Comme l’explique Xavier Dorison en préambule, le projet Long John Silver est né de l’envie de rendre hommage au personnage plutôt que proposer une suite à L’île au trésor. Se déroulant une vingtaine d’années en aval, la quadrilogie se concentre sur le personnage de Silver en essayant d’apporter quelques réponses aux questions que l’on aurait pu se poser en lisant L’île au trésor. Si le premier volume s’intéresse, avec réussite, au personnage de lady Vivian et pose les fondations de l’intrigue, les tomes suivants se focalisent sur Silver et ses satellites.
Dorison nous propose, comme à son habitude, des personnages fouillés, proposant plusieurs facettes, une narration envoûtante servie par des dialogues ciselés en adéquation avec la verve si particulière du XVIIIè siècle. Il se dégage une ambiance littéraire, les mots sont raffinés et la moindre joute verbale est une petite gourmandise. Dorison tient la barre sans changer de cap, chacun des tomes étant réservés à un élément distinct de l’ensemble. Si l’histoire peut sembler linéaire c’est pour mieux maîtriser un rythme qui ne fait jamais défaut, sauf peut-être dans le dernier volume où les aller-retours et les longs monologues effritent la patience du lecteur.
Si le premier livre se concentre sur la flamboyante Lady Vivian, personnage que l’on regrette de voir trop délaissé dans les pages qui suivront, le deuxième s’attarde sur la totalité de la traversée en navire. Huis clos où le courages de chacun se heurteront tel des gréements soumis à la tempête. Le troisième volume s’intéresse à l’exploration de la nouvelle terre inconnue, porteuse d’el dorado, et le final voit la confrontation de toutes les forces en présence.

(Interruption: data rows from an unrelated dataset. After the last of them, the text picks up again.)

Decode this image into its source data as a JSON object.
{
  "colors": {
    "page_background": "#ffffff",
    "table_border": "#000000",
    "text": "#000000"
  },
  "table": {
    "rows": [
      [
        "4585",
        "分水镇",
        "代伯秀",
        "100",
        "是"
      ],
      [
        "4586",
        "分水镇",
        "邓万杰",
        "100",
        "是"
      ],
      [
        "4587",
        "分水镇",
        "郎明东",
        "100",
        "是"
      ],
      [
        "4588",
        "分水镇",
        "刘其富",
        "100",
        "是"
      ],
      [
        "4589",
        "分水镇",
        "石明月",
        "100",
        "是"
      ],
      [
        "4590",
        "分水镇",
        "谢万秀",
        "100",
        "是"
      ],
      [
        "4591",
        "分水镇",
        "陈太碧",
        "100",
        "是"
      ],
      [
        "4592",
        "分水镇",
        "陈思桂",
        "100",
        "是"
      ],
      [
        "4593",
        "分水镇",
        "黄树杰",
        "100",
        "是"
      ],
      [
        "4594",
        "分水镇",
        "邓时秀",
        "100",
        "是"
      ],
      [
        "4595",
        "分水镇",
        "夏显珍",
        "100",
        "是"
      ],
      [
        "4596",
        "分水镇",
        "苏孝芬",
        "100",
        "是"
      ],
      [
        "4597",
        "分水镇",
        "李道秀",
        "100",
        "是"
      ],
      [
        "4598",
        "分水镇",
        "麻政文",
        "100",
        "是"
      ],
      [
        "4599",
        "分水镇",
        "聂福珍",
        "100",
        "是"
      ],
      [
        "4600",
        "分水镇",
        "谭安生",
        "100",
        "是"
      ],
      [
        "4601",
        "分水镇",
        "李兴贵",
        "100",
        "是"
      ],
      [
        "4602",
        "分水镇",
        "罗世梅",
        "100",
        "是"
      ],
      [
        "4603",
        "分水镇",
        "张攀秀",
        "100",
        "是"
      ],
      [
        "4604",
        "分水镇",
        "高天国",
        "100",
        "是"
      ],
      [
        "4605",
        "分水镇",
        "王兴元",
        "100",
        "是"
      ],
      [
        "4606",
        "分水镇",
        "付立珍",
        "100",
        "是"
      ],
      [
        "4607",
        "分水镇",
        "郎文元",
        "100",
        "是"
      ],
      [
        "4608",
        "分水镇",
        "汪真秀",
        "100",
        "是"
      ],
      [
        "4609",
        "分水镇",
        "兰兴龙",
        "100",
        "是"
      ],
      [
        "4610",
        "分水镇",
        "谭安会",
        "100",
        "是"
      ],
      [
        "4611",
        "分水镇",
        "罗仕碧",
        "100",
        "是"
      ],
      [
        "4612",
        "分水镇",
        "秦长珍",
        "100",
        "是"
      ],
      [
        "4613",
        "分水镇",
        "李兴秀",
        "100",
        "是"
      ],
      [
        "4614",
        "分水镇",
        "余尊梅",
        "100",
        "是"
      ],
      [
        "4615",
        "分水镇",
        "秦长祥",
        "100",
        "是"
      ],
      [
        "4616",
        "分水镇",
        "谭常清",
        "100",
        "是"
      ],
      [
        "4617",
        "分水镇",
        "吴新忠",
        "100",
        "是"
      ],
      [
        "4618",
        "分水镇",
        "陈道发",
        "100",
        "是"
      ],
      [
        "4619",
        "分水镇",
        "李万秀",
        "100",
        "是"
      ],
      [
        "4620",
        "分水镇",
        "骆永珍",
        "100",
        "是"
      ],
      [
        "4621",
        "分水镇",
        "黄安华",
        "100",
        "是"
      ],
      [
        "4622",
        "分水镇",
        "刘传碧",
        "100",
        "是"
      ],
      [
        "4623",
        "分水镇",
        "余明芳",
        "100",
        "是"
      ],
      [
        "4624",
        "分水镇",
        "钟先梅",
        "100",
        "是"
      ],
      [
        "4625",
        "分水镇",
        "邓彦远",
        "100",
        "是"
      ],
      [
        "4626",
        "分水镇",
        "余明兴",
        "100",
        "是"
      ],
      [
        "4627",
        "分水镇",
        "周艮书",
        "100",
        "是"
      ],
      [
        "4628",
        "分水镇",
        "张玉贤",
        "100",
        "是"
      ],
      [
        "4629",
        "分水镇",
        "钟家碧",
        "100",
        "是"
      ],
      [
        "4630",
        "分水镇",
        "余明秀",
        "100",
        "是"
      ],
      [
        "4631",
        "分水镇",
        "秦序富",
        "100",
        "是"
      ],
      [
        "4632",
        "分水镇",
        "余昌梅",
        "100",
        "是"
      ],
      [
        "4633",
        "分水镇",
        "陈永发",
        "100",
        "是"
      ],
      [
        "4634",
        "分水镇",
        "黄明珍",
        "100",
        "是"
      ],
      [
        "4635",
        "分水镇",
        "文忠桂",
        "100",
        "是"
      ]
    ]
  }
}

L’intrigue est toujours surprenante car elle est portée par une pléiade de rôles ambigus, Silver et Vivian se partageant la vedette. Dorison ne cherche jamais la facilité, le larmoyant ou le grandiloquent. Le récit est sobre et expose, aux sels marins, les âmes, souvent torturées, de cette poignée de survivants. Silver, Vivian, le docteur... sont toujours crédibles dans leurs faiblesses, ce qui les rend attachants.

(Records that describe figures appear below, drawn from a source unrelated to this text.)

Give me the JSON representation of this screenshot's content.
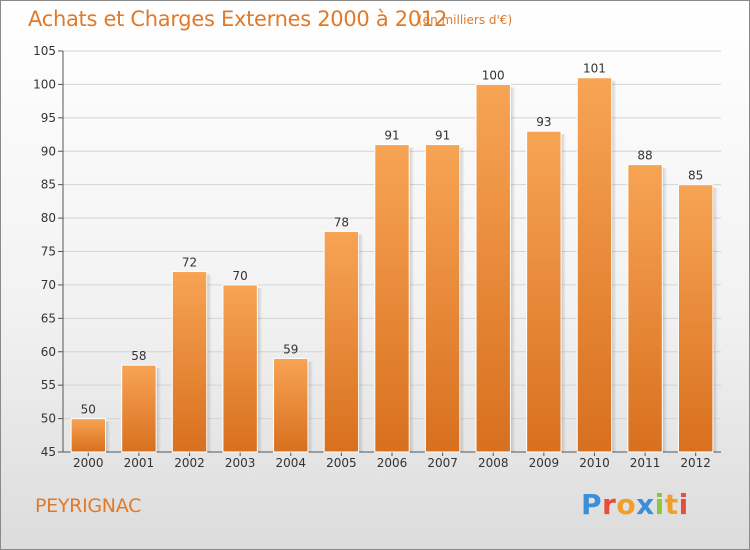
{
  "title": "Achats et Charges Externes 2000 à 2012",
  "unit": "(en milliers d'€)",
  "commune": "PEYRIGNAC",
  "logo": {
    "text": "Proxiti",
    "letter_colors": [
      "#3a8fd8",
      "#e84c3d",
      "#f0a02a",
      "#3a8fd8",
      "#8cc63f",
      "#f0a02a",
      "#e84c3d"
    ]
  },
  "colors": {
    "bar_top": "#f7a455",
    "bar_bottom": "#d8701e",
    "text_accent": "#e07a2a"
  },
  "chart_data": {
    "type": "bar",
    "categories": [
      "2000",
      "2001",
      "2002",
      "2003",
      "2004",
      "2005",
      "2006",
      "2007",
      "2008",
      "2009",
      "2010",
      "2011",
      "2012"
    ],
    "values": [
      50,
      58,
      72,
      70,
      59,
      78,
      91,
      91,
      100,
      93,
      101,
      88,
      85
    ],
    "data_labels": [
      "50",
      "58",
      "72",
      "70",
      "59",
      "78",
      "91",
      "91",
      "100",
      "93",
      "101",
      "88",
      "85"
    ],
    "yticks": [
      "45",
      "50",
      "55",
      "60",
      "65",
      "70",
      "75",
      "80",
      "85",
      "90",
      "95",
      "100",
      "105"
    ],
    "ylim": [
      45,
      105
    ],
    "grid": true,
    "legend": "none"
  }
}
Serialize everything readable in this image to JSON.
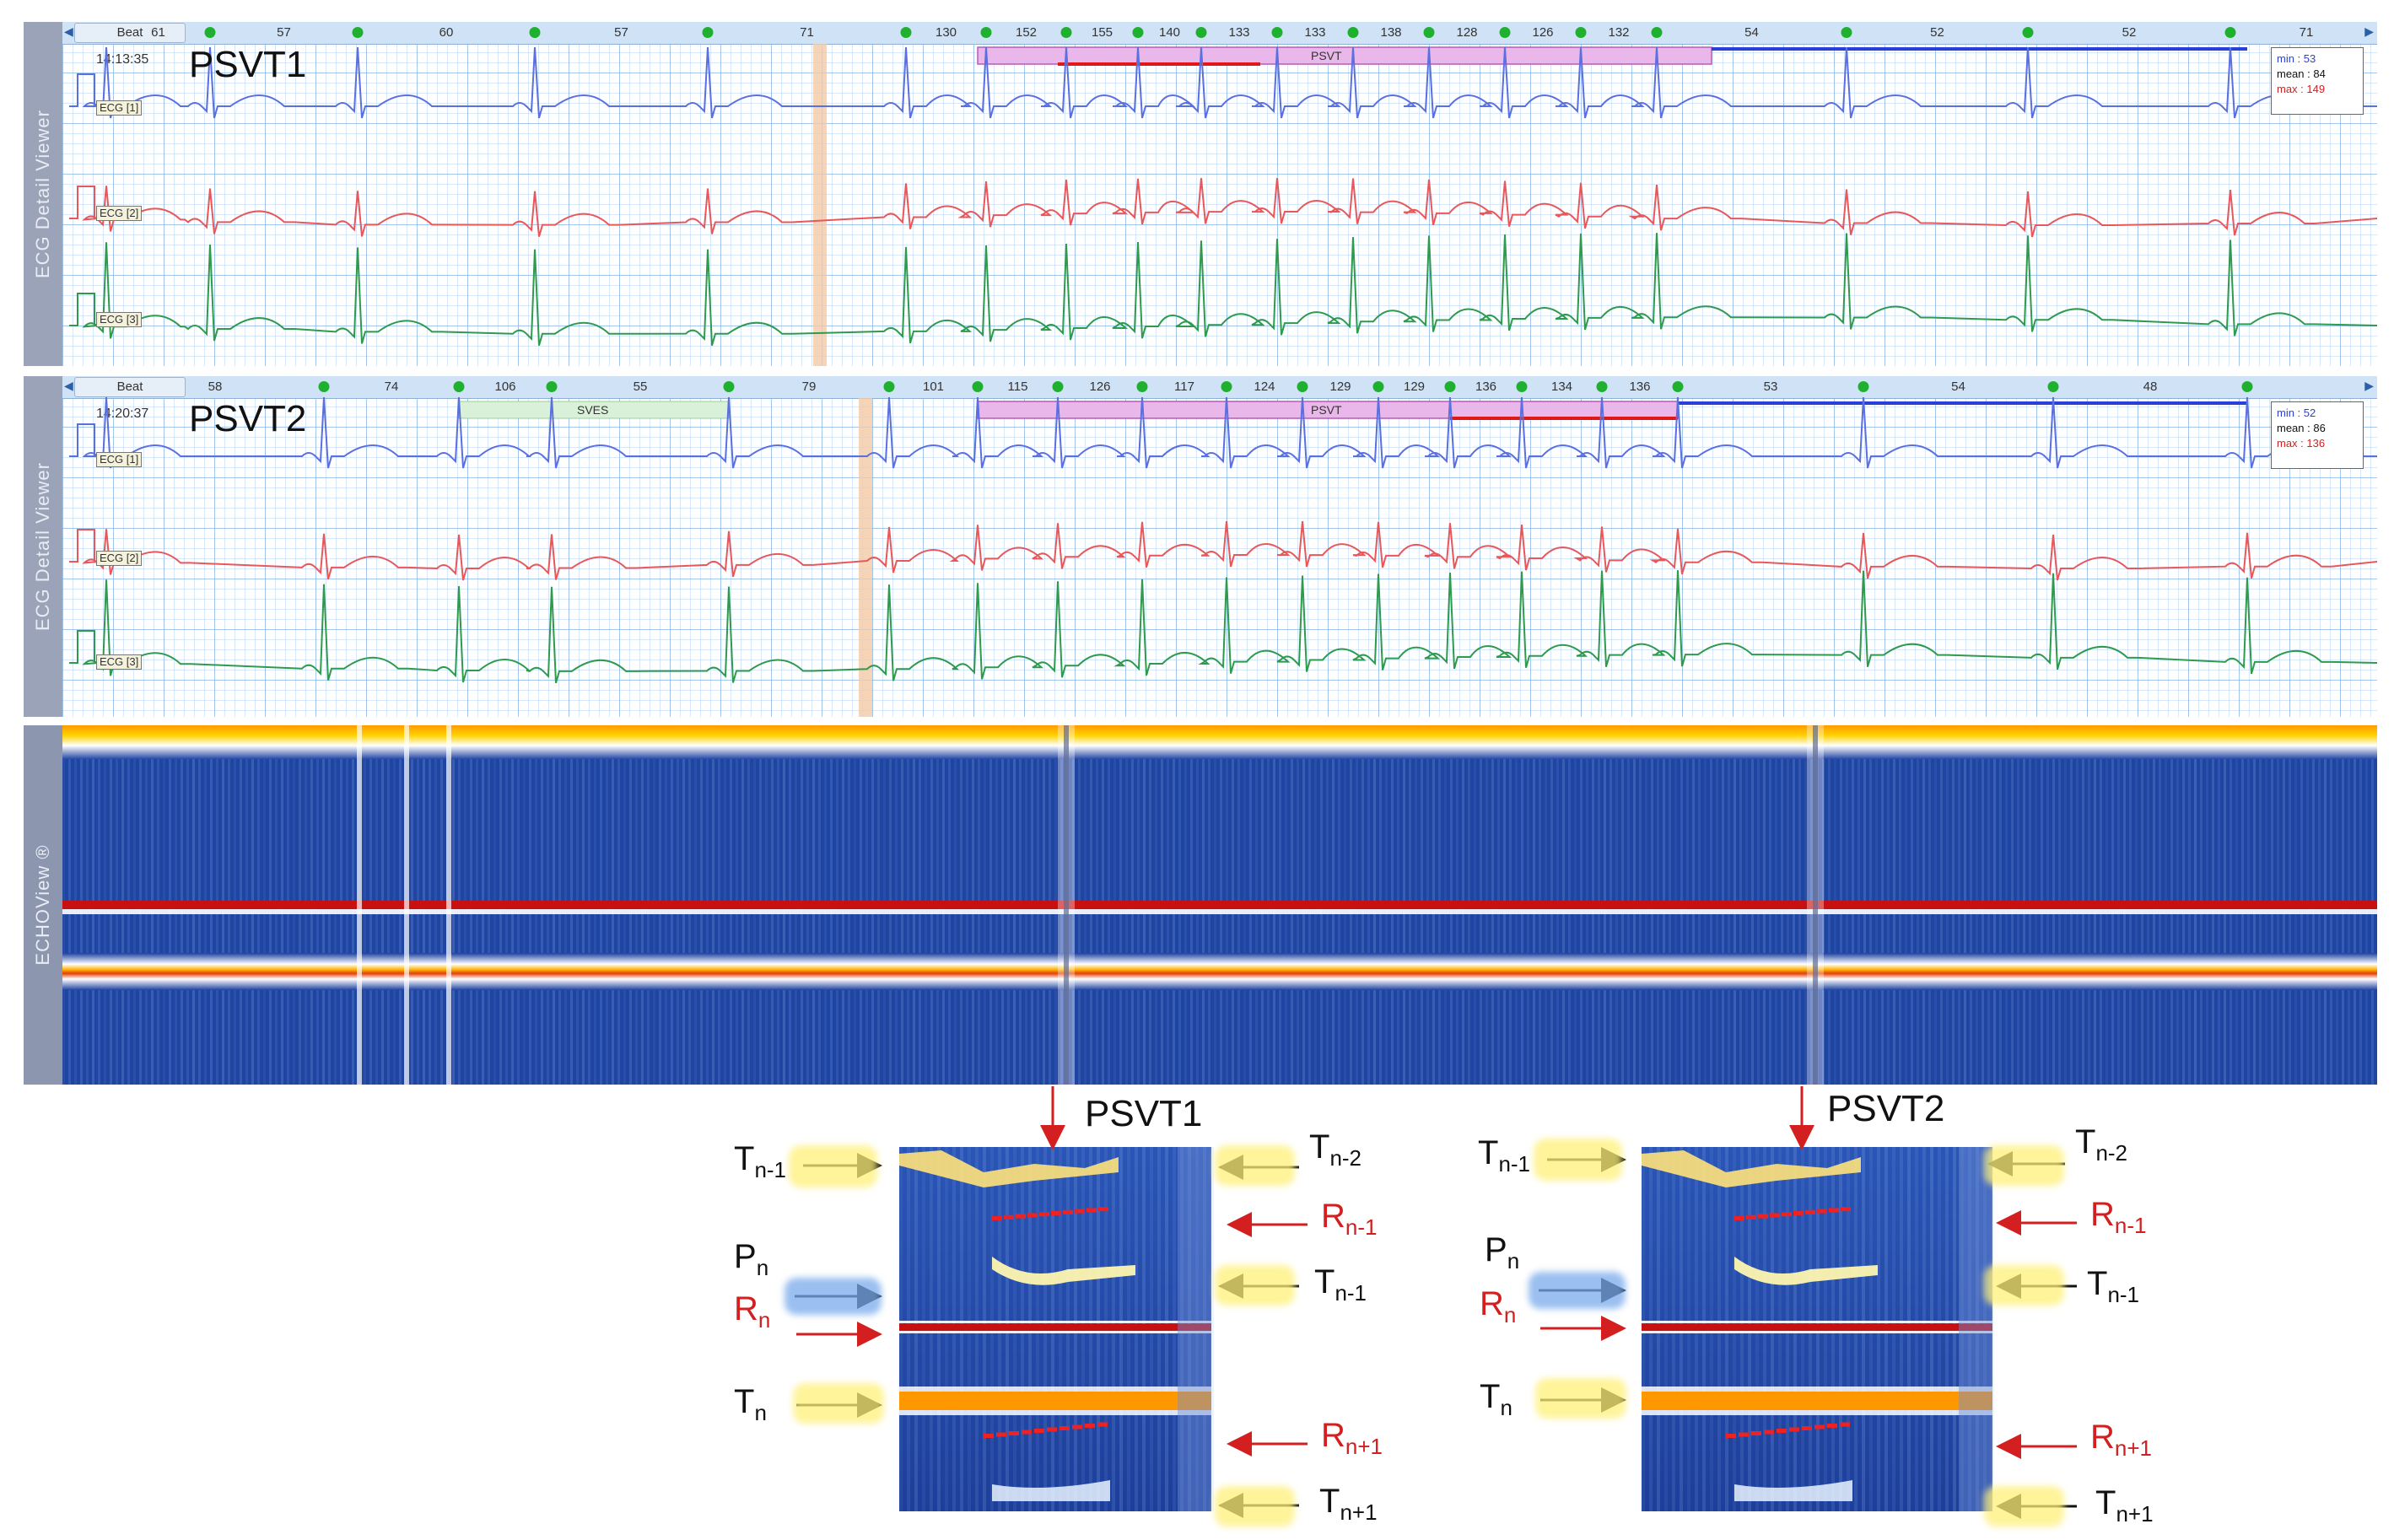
{
  "panels": [
    {
      "id": "psvt1",
      "side_title": "ECG Detail Viewer",
      "beat_label": "Beat",
      "time": "14:13:35",
      "title": "PSVT1",
      "channels": [
        "ECG [1]",
        "ECG [2]",
        "ECG [3]"
      ],
      "rr_values": [
        "61",
        "57",
        "60",
        "57",
        "71",
        "130",
        "152",
        "155",
        "140",
        "133",
        "133",
        "138",
        "128",
        "126",
        "132",
        "54",
        "52",
        "52",
        "71"
      ],
      "episode_label": "PSVT",
      "stats": {
        "min": "min : 53",
        "mean": "mean : 84",
        "max": "max : 149"
      }
    },
    {
      "id": "psvt2",
      "side_title": "ECG Detail Viewer",
      "beat_label": "Beat",
      "time": "14:20:37",
      "title": "PSVT2",
      "channels": [
        "ECG [1]",
        "ECG [2]",
        "ECG [3]"
      ],
      "rr_values": [
        "58",
        "74",
        "106",
        "55",
        "79",
        "101",
        "115",
        "126",
        "117",
        "124",
        "129",
        "129",
        "136",
        "134",
        "136",
        "53",
        "54",
        "48"
      ],
      "episode_label": "PSVT",
      "secondary_label": "SVES",
      "stats": {
        "min": "min : 52",
        "mean": "mean : 86",
        "max": "max : 136"
      }
    }
  ],
  "echo": {
    "side_title": "ECHOView ®"
  },
  "zooms": [
    {
      "title": "PSVT1",
      "labels": {
        "t_nm1_left": {
          "base": "T",
          "sub": "n-1"
        },
        "p_n": {
          "base": "P",
          "sub": "n"
        },
        "r_n": {
          "base": "R",
          "sub": "n"
        },
        "t_n": {
          "base": "T",
          "sub": "n"
        },
        "t_nm2": {
          "base": "T",
          "sub": "n-2"
        },
        "r_nm1": {
          "base": "R",
          "sub": "n-1"
        },
        "t_nm1_right": {
          "base": "T",
          "sub": "n-1"
        },
        "r_np1": {
          "base": "R",
          "sub": "n+1"
        },
        "t_np1": {
          "base": "T",
          "sub": "n+1"
        }
      }
    },
    {
      "title": "PSVT2",
      "labels": {
        "t_nm1_left": {
          "base": "T",
          "sub": "n-1"
        },
        "p_n": {
          "base": "P",
          "sub": "n"
        },
        "r_n": {
          "base": "R",
          "sub": "n"
        },
        "t_n": {
          "base": "T",
          "sub": "n"
        },
        "t_nm2": {
          "base": "T",
          "sub": "n-2"
        },
        "r_nm1": {
          "base": "R",
          "sub": "n-1"
        },
        "t_nm1_right": {
          "base": "T",
          "sub": "n-1"
        },
        "r_np1": {
          "base": "R",
          "sub": "n+1"
        },
        "t_np1": {
          "base": "T",
          "sub": "n+1"
        }
      }
    }
  ],
  "colors": {
    "ecg1": "#5a6fe0",
    "ecg2": "#e8575a",
    "ecg3": "#2e9a4e",
    "episode_fill": "#e9b7e9",
    "episode_line_red": "#e01818",
    "episode_line_blue": "#2a3fd8",
    "marker_orange": "#f3c9a5",
    "arrow_red": "#d31f1f",
    "arrow_black": "#111111"
  }
}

Côté dessin, Lauffray assure et propose des décors et paysages magnifiques. Moins à l’aise avec les visages, on a parfois du mal à les reconnaître suivant l’angle choisi. Les couleurs servent à merveille les cadrages et les perspectives, avec des verts maladifs ou profonds, des bleus dilués ou angoissants et des couleurs chaudes qui rappellent soit un foyer réconfortant soit l’Enfer. Autant à l’aise pour représenter un intérieur victorien, une mer déchaînée ou un ancien temple inca, Lauffray ne lasse jamais. Minutieux et inspiré, sont travail sur la matière inerte nous impose l’indulgence quant à ses errements sur les représentations faciales. N’est pas Jean Giraud qui veut.

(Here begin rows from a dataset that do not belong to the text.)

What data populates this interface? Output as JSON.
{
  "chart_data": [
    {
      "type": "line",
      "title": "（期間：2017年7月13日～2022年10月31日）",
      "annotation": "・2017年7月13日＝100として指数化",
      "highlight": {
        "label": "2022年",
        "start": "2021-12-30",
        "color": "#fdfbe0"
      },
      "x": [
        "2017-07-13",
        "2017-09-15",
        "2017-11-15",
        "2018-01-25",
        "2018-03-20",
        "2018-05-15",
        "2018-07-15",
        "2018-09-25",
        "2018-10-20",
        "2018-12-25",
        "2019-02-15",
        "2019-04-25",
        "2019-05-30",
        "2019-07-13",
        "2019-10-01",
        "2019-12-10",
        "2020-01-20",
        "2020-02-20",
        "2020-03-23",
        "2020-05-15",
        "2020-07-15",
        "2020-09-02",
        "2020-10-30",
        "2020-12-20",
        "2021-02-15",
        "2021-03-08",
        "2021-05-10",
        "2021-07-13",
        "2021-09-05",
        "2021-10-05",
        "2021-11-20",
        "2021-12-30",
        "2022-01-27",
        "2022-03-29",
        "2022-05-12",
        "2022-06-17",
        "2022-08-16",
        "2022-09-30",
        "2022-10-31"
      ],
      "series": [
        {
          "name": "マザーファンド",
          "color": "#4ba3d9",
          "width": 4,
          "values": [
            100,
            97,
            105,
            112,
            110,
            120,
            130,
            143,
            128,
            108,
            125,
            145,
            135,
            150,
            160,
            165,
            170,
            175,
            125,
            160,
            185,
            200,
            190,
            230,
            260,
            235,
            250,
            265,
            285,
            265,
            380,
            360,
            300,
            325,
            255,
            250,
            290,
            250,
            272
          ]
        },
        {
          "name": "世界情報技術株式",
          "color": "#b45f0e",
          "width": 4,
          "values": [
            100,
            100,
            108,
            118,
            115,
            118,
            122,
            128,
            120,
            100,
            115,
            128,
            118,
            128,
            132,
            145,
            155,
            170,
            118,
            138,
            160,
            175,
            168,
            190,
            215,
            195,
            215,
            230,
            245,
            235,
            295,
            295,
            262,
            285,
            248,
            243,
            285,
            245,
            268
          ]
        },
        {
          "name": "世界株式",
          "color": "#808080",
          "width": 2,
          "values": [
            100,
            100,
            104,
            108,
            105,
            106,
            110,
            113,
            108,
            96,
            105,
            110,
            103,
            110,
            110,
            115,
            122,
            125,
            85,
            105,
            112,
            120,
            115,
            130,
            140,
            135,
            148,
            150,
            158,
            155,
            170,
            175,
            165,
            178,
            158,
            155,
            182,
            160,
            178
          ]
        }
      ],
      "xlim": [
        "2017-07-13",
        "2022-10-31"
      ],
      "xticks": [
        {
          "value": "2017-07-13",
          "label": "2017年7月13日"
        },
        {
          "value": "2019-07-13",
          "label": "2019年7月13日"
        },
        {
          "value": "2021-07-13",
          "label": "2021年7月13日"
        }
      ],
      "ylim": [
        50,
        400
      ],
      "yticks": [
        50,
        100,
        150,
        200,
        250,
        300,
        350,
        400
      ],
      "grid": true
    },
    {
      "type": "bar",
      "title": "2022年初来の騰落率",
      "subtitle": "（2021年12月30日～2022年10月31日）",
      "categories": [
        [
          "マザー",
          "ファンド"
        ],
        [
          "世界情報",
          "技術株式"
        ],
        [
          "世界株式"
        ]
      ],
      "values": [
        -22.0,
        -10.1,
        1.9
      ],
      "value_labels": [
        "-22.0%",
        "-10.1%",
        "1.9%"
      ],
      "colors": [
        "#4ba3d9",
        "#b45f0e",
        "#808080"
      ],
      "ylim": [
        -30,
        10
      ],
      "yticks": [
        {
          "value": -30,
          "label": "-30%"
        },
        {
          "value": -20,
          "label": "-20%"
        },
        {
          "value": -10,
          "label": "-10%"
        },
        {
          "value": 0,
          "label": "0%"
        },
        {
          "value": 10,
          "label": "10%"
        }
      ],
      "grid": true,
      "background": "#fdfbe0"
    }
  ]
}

On regrettera également un «méchant» générique aux motivations nébuleuses et un final qui manque de véritable climax. Quelques incohérences de scénario traînent ça et là mais elles permettent au rythme de ne jamais louvoyer et d’éviter une indigestion d’explications. Un cycle qui trônera sans honte aux côtés du Troisième testament, de W.E.S.T ou de Prophet.